The LA Galaxy's long-serving head of strength and conditioning joined the club just two months before Zlatan Ibrahimovic's arrival but says young Australian players are now just as likely to attract the attention of MLS scouts.
“To be honest, you're in a storefront,” Waterson said of the league's subtly changing transfer strategy. “There are now clubs all over the world that are looking at MLS as a kind of development league.”

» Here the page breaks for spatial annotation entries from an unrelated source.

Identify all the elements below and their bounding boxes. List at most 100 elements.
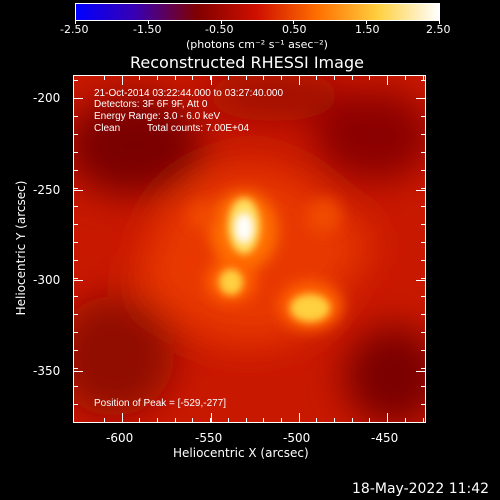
axis-tick: [369, 75, 370, 80]
axis-tick: [281, 75, 282, 80]
axis-tick: [316, 75, 317, 80]
cb-tick-label: 2.50: [426, 23, 451, 36]
axis-tick: [175, 418, 176, 423]
axis-tick: [421, 296, 426, 297]
timestamp: 18-May-2022 11:42: [352, 481, 490, 497]
axis-tick: [263, 418, 264, 423]
x-tick-label: -600: [106, 431, 134, 445]
cb-tick-label: -2.50: [60, 23, 89, 36]
y-tick-label: -300: [33, 273, 61, 287]
axis-tick: [421, 134, 426, 135]
axis-tick: [421, 386, 426, 387]
y-tick-label: -250: [33, 183, 61, 197]
axis-tick: [122, 75, 123, 85]
axis-tick: [423, 418, 424, 423]
axis-tick: [210, 75, 211, 80]
axis-tick: [73, 260, 78, 261]
y-tick-label: -350: [33, 364, 61, 378]
axis-tick: [263, 75, 264, 80]
axis-tick: [421, 80, 426, 81]
axis-tick: [157, 418, 158, 423]
cb-tick-label: 1.50: [355, 23, 380, 36]
axis-tick: [192, 75, 193, 80]
y-axis-label: Heliocentric Y (arcsec): [14, 180, 28, 316]
axis-tick: [421, 368, 426, 369]
axis-tick: [421, 170, 426, 171]
axis-tick: [421, 188, 426, 189]
axis-tick: [73, 422, 78, 423]
axis-tick: [246, 75, 247, 80]
axis-tick: [421, 152, 426, 153]
axis-tick: [73, 80, 78, 81]
axis-tick: [299, 75, 300, 85]
axis-tick: [334, 75, 335, 80]
axis-tick: [405, 75, 406, 80]
axis-tick: [210, 418, 211, 423]
axis-tick: [421, 224, 426, 225]
axis-tick: [73, 170, 78, 171]
axis-tick: [104, 75, 105, 80]
axis-tick: [73, 134, 78, 135]
axis-tick: [421, 98, 426, 99]
axis-tick: [157, 75, 158, 80]
peak-position-label: Position of Peak = [-529,-277]: [94, 398, 227, 409]
axis-tick: [73, 190, 83, 191]
axis-tick: [421, 314, 426, 315]
axis-tick: [246, 418, 247, 423]
axis-tick: [421, 332, 426, 333]
axis-tick: [352, 75, 353, 80]
colorbar-tick: [75, 21, 76, 24]
axis-tick: [387, 418, 388, 423]
axis-tick: [122, 75, 123, 80]
axis-tick: [421, 116, 426, 117]
axis-tick: [228, 75, 229, 80]
flare-image: [74, 76, 425, 422]
axis-tick: [421, 242, 426, 243]
axis-tick: [211, 413, 212, 423]
axis-tick: [387, 75, 388, 85]
axis-tick: [73, 404, 78, 405]
axis-tick: [352, 418, 353, 423]
axis-tick: [334, 418, 335, 423]
info-line-1: 21-Oct-2014 03:22:44.000 to 03:27:40.000: [94, 88, 284, 99]
axis-tick: [73, 278, 78, 279]
axis-tick: [122, 418, 123, 423]
axis-tick: [73, 386, 78, 387]
axis-tick: [281, 418, 282, 423]
axis-tick: [421, 278, 426, 279]
axis-tick: [316, 418, 317, 423]
cb-tick-label: 0.50: [282, 23, 307, 36]
axis-tick: [405, 418, 406, 423]
axis-tick: [73, 188, 78, 189]
axis-tick: [73, 224, 78, 225]
colorbar-tick: [220, 21, 222, 24]
colorbar-tick: [439, 21, 440, 24]
axis-tick: [416, 371, 426, 372]
axis-tick: [421, 350, 426, 351]
axis-tick: [73, 152, 78, 153]
cb-tick-label: -0.50: [205, 23, 234, 36]
axis-tick: [192, 418, 193, 423]
axis-tick: [73, 98, 83, 99]
axis-tick: [421, 404, 426, 405]
axis-tick: [423, 75, 424, 80]
axis-tick: [73, 371, 83, 372]
axis-tick: [421, 206, 426, 207]
axis-tick: [421, 422, 426, 423]
axis-tick: [369, 418, 370, 423]
colorbar: [75, 3, 440, 21]
axis-tick: [104, 418, 105, 423]
axis-tick: [211, 75, 212, 85]
axis-tick: [73, 242, 78, 243]
cb-tick-label: -1.50: [133, 23, 162, 36]
colorbar-tick: [293, 21, 295, 24]
colorbar-unit-label: (photons cm⁻² s⁻¹ asec⁻²): [186, 38, 328, 51]
image-title: Reconstructed RHESSI Image: [130, 53, 364, 72]
axis-tick: [139, 75, 140, 80]
info-line-2: Detectors: 3F 6F 9F, Att 0: [94, 99, 208, 110]
axis-tick: [73, 314, 78, 315]
info-line-3: Energy Range: 3.0 - 6.0 keV: [94, 111, 221, 122]
axis-tick: [228, 418, 229, 423]
axis-tick: [139, 418, 140, 423]
axis-tick: [73, 206, 78, 207]
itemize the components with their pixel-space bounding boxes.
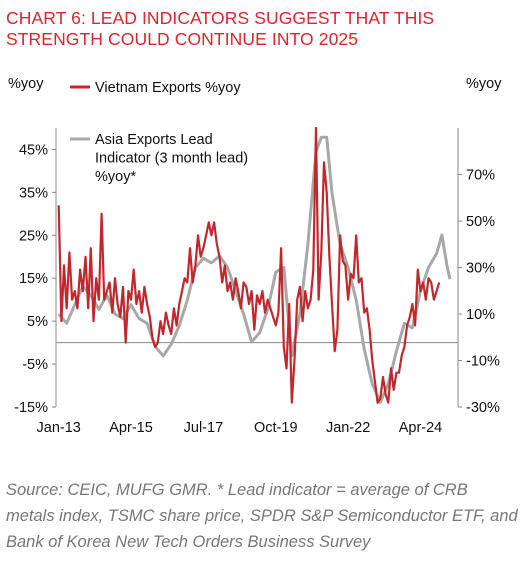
chart-lines: [57, 126, 452, 404]
left-tick-label: 35%: [19, 185, 48, 201]
left-axis-unit: %yoy: [8, 76, 44, 92]
x-tick-label: Jan-22: [326, 420, 370, 436]
left-tick-label: 5%: [27, 314, 48, 330]
x-tick-label: Apr-24: [399, 420, 443, 436]
legend-label-vietnam: Vietnam Exports %yoy: [95, 80, 241, 96]
chart-legend: Vietnam Exports %yoy Asia Exports Lead In…: [70, 80, 248, 185]
source-note: Source: CEIC, MUFG GMR. * Lead indicator…: [6, 481, 518, 551]
vietnam-exports-line: [57, 126, 441, 404]
left-tick-label: 15%: [19, 271, 48, 287]
chart-title: CHART 6: LEAD INDICATORS SUGGEST THAT TH…: [6, 8, 435, 49]
right-tick-label: 50%: [466, 214, 495, 230]
legend-label-asia-line: Asia Exports Lead: [95, 132, 213, 148]
legend-label-asia: Asia Exports Lead Indicator (3 month lead…: [95, 132, 248, 185]
x-tick-label: Apr-15: [109, 420, 153, 436]
right-tick-label: -10%: [466, 354, 500, 370]
right-tick-label: 70%: [466, 168, 495, 184]
right-tick-label: 10%: [466, 307, 495, 323]
right-tick-label: 30%: [466, 261, 495, 277]
left-tick-label: 45%: [19, 142, 48, 158]
legend-label-asia-line: %yoy*: [95, 169, 136, 185]
left-tick-label: 25%: [19, 228, 48, 244]
x-tick-label: Jul-17: [184, 420, 224, 436]
left-tick-label: -5%: [22, 357, 48, 373]
chart-axes: -15% -5% 5% 15% 25% 35% 45% -30% -10% 10% 30% 50% 70…: [14, 128, 500, 436]
right-axis-unit: %yoy: [466, 76, 502, 92]
left-tick-label: -15%: [14, 400, 48, 416]
x-tick-label: Oct-19: [254, 420, 298, 436]
right-tick-label: -30%: [466, 400, 500, 416]
chart-canvas: -15% -5% 5% 15% 25% 35% 45% -30% -10% 10% 30% 50% 70…: [14, 80, 500, 436]
x-tick-label: Jan-13: [37, 420, 81, 436]
legend-label-asia-line: Indicator (3 month lead): [95, 151, 248, 167]
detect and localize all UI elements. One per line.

After finishing second to rivals Los Angeles in the Western Conference in 2024, the Galaxy won the MLS Cup with a 2–1 victory over the New York Red Bulls. Despite the presence of such high-profile former internationals as Maya Yoshida and Marco Reus, it was the contributions of Josef Paintsil, Gabriel Pech and Dejan Jovelic, who later went to Sporting Kansas City for $4 million in the league's first cash-for-player deal, that proved decisive.
The Galaxy paid around $19 million in transfer fees to acquire the relatively unannounced Pec and Paintsil, but as Waterson notes: “They won us the championship.”
And with clubs across the league tapping both high-profile recruits and young talent, it's a model that will allow MLS clubs to continue to sign the best young Australians, develop them and then promote them for even higher transfer fees.
“We used to spend money on players like Zlatan, Robbie Keane, Ashley Cole and Steven Gerrard,” Waterson said. “We're now moving away from that model a little bit, which could be good for young Australian children.”
General basis
With eight Australian players currently playing in MLS, as well as a trio of New Zealand internationals in Michael Boxall, Finn Surman and Bill Tuiloma, it's hard to imagine we've seen the last of the arrivals from Down Under.
Having recently lifted the US Open Cup With Nashville and the upcoming World Cup on the horizon, Yazbeck credits a common language — and the ability to adapt to the physical demands of the league — with helping him land on the national team's radar.
“This is the first real year I've probably played almost 40 games and it's been really good,” he said. “I was part of a winning team, and that’s important too.”
While Australia coach Tony Popovic can now afford to experiment with his Socceroos side booking their place at next year's World Cup finals, he generally favors those who play regularly for their club teams. That should bolster Yazbek, who played 80 minutes in the recent US Open Cup final win over Austin.
“We certainly thought about it before we came to Nashville,” he said. “It was a question: “Will this make my ambitions in the national team easier?”
Now in the spotlight of the national team, he is in a good position to book his seat on the plane for the World Cup, which will be held in a region he knows well.
“Coming to MLS, I felt like I had made a bit of a leap because I was one of the first young Australian players to come here,” he said.
“But I feel like I took the leap and believed that playing regularly in this league would help me, I think it worked out very well.”